PewterErs.org.uk
Title
The Worshipful Company of Pewterers: Home
Description
Livery Companies are guilds whose members have been given the right to wear a livery. In 'The Livery Companies of the City of London', The Princess Royal writes "the core of the Livery's ethos is timeless: fellowship, welfare, education, supporting trade and at all times working in the best interest of the communities in which they operate."
The Worshipful Company of Pewterers is one of the older Livery Companies in the City of London. It is number 16 in the order of civic precedence among over a hundred companies. The earliest documented reference to it is in the records of the Corporation dated 1348 when the "goodfolk, makers of vessels of pewter" came before the Mayor and Aldermen asking for approval of the Articles which they had drawn up for the regulation of the trade. The inference is that the members of the craft had formed together into a guild some while before this for, fundamental to the medieval conception of social organization, was the doctrine of collective rights and responsibilities, and no trade could rise above a rudimentary level without assuming some form of association. It is probable that the Fraternity was originally semi-religious and the connection with pewter was secondary and subsequent to its foundation.
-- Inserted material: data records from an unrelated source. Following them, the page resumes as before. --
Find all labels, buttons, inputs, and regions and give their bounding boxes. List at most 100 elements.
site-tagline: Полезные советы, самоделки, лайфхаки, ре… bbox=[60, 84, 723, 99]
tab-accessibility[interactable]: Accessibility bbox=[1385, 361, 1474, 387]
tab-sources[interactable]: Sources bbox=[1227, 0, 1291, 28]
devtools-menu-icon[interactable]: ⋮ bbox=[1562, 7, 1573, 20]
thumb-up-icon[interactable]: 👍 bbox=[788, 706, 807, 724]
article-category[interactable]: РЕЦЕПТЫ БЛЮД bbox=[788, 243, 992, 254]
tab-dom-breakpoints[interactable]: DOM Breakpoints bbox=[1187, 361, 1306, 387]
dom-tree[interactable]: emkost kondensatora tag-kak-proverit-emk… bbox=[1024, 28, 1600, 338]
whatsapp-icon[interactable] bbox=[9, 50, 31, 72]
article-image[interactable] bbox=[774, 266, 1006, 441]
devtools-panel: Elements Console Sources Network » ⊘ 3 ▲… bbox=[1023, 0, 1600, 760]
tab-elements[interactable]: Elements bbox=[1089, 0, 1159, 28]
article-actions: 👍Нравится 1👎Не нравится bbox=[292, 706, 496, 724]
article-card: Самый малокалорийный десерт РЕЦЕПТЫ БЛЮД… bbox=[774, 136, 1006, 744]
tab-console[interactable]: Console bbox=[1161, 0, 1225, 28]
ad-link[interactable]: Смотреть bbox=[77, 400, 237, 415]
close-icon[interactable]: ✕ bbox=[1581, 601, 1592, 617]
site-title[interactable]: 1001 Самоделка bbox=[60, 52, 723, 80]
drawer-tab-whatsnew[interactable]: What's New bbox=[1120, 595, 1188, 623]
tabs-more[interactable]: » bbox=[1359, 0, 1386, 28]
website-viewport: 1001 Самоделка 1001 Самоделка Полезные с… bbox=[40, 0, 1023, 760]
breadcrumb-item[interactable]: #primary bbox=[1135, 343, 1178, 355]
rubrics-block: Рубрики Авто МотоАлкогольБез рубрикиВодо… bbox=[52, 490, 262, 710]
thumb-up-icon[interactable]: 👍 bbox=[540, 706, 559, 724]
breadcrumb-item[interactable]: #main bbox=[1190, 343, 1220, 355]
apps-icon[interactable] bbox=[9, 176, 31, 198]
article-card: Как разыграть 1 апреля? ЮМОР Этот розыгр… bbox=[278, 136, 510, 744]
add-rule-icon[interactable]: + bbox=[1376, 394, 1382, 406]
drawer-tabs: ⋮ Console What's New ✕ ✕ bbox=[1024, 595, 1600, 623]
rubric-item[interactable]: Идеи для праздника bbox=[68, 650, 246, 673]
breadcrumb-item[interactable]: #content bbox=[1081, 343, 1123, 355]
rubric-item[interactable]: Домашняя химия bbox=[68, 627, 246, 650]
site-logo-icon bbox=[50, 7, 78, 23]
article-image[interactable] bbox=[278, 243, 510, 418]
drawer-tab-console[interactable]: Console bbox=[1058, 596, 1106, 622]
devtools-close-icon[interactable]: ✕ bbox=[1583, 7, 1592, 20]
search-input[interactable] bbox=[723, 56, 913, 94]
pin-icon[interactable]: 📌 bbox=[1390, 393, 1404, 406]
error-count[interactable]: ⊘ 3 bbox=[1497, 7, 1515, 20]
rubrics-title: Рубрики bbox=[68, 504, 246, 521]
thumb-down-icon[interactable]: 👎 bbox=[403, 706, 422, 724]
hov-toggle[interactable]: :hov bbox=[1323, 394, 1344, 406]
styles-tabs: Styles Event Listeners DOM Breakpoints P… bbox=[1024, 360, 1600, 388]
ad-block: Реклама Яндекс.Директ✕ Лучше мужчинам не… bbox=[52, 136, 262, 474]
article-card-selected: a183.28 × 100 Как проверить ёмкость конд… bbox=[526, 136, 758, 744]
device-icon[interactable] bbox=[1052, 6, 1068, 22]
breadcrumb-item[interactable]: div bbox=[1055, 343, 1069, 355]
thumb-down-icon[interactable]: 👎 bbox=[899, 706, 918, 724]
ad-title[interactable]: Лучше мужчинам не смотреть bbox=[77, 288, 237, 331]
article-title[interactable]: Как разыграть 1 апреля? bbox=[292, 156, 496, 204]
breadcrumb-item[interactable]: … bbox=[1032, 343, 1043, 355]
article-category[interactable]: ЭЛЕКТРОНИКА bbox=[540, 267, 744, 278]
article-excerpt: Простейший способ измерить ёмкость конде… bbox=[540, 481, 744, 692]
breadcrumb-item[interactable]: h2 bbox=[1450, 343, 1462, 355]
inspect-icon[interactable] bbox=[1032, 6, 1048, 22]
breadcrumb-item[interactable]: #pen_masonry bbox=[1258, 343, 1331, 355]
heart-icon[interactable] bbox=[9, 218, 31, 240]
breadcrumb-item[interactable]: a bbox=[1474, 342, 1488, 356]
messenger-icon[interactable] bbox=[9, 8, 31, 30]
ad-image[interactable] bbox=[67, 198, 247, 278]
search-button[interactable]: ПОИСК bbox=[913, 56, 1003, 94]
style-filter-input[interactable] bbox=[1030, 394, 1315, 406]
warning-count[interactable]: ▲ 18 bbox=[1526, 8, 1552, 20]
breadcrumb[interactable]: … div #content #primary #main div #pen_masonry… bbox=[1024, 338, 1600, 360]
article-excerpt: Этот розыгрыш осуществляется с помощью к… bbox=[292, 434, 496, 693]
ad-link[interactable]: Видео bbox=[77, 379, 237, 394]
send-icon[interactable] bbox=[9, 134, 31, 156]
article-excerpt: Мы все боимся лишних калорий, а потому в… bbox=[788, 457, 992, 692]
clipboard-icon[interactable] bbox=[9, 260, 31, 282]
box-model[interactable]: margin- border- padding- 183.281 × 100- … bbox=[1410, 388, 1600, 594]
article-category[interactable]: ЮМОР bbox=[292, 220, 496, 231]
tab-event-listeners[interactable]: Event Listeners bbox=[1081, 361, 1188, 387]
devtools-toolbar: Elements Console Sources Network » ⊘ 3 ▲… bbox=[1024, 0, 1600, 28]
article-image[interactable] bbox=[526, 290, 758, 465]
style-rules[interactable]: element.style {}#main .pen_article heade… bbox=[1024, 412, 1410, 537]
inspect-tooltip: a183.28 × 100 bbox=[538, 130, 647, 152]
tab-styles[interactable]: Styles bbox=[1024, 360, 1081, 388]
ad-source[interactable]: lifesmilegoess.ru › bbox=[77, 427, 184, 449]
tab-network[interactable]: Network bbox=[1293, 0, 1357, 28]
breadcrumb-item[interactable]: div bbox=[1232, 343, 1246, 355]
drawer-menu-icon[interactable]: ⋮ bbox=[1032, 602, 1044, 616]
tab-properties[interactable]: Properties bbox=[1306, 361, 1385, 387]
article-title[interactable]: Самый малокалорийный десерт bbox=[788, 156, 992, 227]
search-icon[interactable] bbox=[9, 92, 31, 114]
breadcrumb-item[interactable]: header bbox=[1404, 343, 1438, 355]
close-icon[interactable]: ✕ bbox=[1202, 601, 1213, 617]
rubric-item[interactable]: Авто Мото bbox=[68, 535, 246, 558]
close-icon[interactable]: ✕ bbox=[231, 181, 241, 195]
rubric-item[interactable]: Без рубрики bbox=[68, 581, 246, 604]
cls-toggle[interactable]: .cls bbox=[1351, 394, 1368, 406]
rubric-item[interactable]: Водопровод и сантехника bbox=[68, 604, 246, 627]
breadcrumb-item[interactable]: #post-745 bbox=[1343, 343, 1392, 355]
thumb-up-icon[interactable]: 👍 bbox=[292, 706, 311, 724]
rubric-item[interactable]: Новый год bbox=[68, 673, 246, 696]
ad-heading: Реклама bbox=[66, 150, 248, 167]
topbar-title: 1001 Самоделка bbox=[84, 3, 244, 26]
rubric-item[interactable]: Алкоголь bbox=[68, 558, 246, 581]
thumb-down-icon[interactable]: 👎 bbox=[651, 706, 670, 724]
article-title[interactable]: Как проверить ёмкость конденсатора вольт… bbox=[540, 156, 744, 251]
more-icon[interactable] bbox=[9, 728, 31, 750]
The Company's own records are extant from 1451.
Today the Pewterers' Company is actively involved with the Pewter trade through support for the Association of British Pewter Craftsmen (ABPC). The ABPC was formed in 1970 as an initiative of the Pewterers' Company and its members are required to touchmark their finished products, much as Pewterers were obliged to do in centuries past. The seahorse to the left is the modern touchmark signifying high quality.